Tea plantations are infested with IAPs species affecting their growth and health and therefore innovative, effective, dependable, and easily accessible measures are needed to monitor the spread of IAPs species within the tea plantation. This study aimed at determining the potential of the medium to high spatial resolution satellite data in mapping the existing occurrence and the co-occurrence of IAPs species within the Tshivhase Tea Estate. The combination of logistic regression and remote sensing variables was significant in mapping the prediction of S. mauritianum, L. camara and C. odorata especially when using a higher spatial resolution satellite image like SPOT 7. The observational matrix was also successful in mapping the co-occurrence between the IAPs species and therefore they can assist the tea plantation managers with information about the IAPs species that co-occur within the tea plantation and plan for clearance thereof.

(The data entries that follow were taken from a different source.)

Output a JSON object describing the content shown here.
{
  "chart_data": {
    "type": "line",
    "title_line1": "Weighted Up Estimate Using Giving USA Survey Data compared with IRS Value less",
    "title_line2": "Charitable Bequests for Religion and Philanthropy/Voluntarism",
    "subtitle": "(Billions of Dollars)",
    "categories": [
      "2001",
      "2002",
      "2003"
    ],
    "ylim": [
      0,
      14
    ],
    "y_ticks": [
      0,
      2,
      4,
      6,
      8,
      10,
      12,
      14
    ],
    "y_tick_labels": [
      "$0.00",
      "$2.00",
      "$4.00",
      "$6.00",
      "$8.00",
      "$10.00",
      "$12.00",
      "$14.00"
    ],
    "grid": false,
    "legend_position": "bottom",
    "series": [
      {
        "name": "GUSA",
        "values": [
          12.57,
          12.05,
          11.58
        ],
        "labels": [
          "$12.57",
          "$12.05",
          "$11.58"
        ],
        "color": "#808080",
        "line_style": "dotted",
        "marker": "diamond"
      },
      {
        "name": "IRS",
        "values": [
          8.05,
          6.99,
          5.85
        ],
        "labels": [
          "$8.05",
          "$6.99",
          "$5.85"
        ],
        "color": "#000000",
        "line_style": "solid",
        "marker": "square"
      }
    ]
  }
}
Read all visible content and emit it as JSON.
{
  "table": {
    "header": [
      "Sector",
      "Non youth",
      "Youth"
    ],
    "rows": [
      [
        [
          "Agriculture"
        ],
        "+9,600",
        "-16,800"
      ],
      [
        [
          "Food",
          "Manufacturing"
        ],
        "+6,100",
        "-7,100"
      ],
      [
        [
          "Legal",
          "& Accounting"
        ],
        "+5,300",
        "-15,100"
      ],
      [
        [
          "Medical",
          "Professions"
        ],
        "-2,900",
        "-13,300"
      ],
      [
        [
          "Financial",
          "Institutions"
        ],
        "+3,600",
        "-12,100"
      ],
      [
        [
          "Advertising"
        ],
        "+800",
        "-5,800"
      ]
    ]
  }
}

Using logistic regression and remote sensing variables, the location of these IAPs species will be easily identifiable providing the opportunity to directly target areas infested by these species saving time for walking all over the tea plantation locating areas invaded by invasive alien plant species. This study introduced the use of an observational matrix in combination with satellite data in mapping IAPs species that occur together in one area and IAP species that do not occur when the others occur together. This will give tea farmers an opportunity to understand IAPs species community within the tea plantation and plan for their clearance thereof.